The word Nisei, means 2nd Generation and most of the 110,000 people of Japanese descent living in America in 1941, were Nisei, born in the states, from parents who had immigrated to America from Japan in the early 20th century. Some of those who were relocated after Pearl Harbor for alleged security reasons were ISSEI (first generation immigrants), who could not become citizens of the U.S. due to a law called ‘The Oriental Exclusion Act.’ Some of the relocated were actually visiting citizens from Japan,  and only Japanese people living within 100 miles of the Pacific coast were incarcerated, due to concerns that Japanese forces would invade the west coast and that ethnic Japanese living there, would assist them. 

Michi Bando camp card

Michi Bando camp card

The story about this card, is, it was issued to my Nisei mother, Michi Tao in 1943, when she left the Internment Camp at Topaz, Utah, to take a secretarial job in Detroit.  At the time, she had already been incarcerated for about a year and 1/2.  She was born and raised in Hilo, Hawaii, but came to CA to live with her aunt, in 1936.  She worked as a secretary in San Francisco and would not have been relocated by the war, if she’d stayed in the Hawaiian Islands.  After Pearl Harbor, there were so many Japanese-Americans living in Hawaii, that it was a logistical impossibility to incarcerate all of them.  My mother was initially incarcerated in a horse stall at the Tanforan race track in San Francisco, while tar paper barracks’ were being built in the desert. After some months at Tanforan, she was loaded on a train with other Nisei, and sent to Delta, Utah, 60 miles s/of Salt Lake City and imprisoned in a camp called TOPAZ, which was

not an actual name of any town, it was just a fictional name given to the camp near Delta, UT. My father, who had been born in San Francisco in 1913, was a graduate of Stanford University and was raised in San Mateo, CA. He and his 2 brothers were tennis pros, who played in tournaments  all over the west coast and they owned a sporting goods store in San Mateo, called ‘Bando Brothers’   

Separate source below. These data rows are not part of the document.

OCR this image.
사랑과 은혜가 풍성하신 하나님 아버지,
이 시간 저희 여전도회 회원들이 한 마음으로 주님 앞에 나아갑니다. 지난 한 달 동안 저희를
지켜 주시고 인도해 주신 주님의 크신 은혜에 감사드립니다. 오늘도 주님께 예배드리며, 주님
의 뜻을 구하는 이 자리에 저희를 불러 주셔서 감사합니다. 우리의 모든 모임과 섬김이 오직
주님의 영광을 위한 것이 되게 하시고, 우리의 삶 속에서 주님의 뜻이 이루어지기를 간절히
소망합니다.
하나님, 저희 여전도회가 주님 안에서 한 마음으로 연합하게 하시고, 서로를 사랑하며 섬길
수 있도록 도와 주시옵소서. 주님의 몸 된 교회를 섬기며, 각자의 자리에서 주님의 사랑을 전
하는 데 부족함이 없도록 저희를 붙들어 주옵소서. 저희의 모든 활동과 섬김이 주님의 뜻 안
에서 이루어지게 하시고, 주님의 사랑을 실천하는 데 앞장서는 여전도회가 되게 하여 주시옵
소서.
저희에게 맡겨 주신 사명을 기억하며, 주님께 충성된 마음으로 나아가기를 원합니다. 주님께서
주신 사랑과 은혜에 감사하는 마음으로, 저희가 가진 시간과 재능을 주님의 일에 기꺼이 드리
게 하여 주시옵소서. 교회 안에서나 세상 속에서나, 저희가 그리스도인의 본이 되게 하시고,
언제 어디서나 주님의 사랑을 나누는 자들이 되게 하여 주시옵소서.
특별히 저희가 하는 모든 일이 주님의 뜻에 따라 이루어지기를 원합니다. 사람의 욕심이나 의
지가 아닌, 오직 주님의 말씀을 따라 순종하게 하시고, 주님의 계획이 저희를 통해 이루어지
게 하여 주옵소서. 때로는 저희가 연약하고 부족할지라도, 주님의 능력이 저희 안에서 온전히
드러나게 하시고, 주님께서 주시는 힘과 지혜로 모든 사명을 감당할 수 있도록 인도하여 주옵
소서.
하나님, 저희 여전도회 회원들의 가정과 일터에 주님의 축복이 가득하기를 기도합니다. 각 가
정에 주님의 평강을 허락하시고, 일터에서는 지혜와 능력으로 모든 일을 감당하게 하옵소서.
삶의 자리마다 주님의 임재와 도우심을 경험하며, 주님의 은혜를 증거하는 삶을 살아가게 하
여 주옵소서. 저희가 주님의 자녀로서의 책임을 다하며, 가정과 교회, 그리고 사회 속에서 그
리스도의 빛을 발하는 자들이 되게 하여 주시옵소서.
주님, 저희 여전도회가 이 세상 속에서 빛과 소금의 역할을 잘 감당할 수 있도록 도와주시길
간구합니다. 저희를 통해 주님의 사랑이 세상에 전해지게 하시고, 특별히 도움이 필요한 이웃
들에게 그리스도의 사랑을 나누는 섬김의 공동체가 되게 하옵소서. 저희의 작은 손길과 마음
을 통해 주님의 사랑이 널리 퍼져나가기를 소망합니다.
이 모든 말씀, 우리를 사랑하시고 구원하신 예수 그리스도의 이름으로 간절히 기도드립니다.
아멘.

My dad, Mare Mark Bando was also interned at Tanforan and later Topaz and somewhere along the line, met my mother. When Nisei were allowed to leave the camp to take civilian jobs, they had no option to return to the west coast, but had to choose one of five cities in the eastern half of the USA. The options were Chicago, Detroit, Philadelphia, Boston or NYC. My mother came to Detroit and never left. My dad initially went to NYC, but was corresponding with Michi and in late 1944, he came to Detroit and married her. That is how/why I was born in Detroit, in 1949. I will search for my dad’s ID card and send you a copy when I locate that. I assume photo ID cards were not necessary while the prisoners were interned, but only became necessary when they left the camps and headed east to start a new life. I have a camp newspaper from Topaz and some other materials I will send you in a snail mail package. Thanks for your willingness to tell some of the Nisei experience in your museum.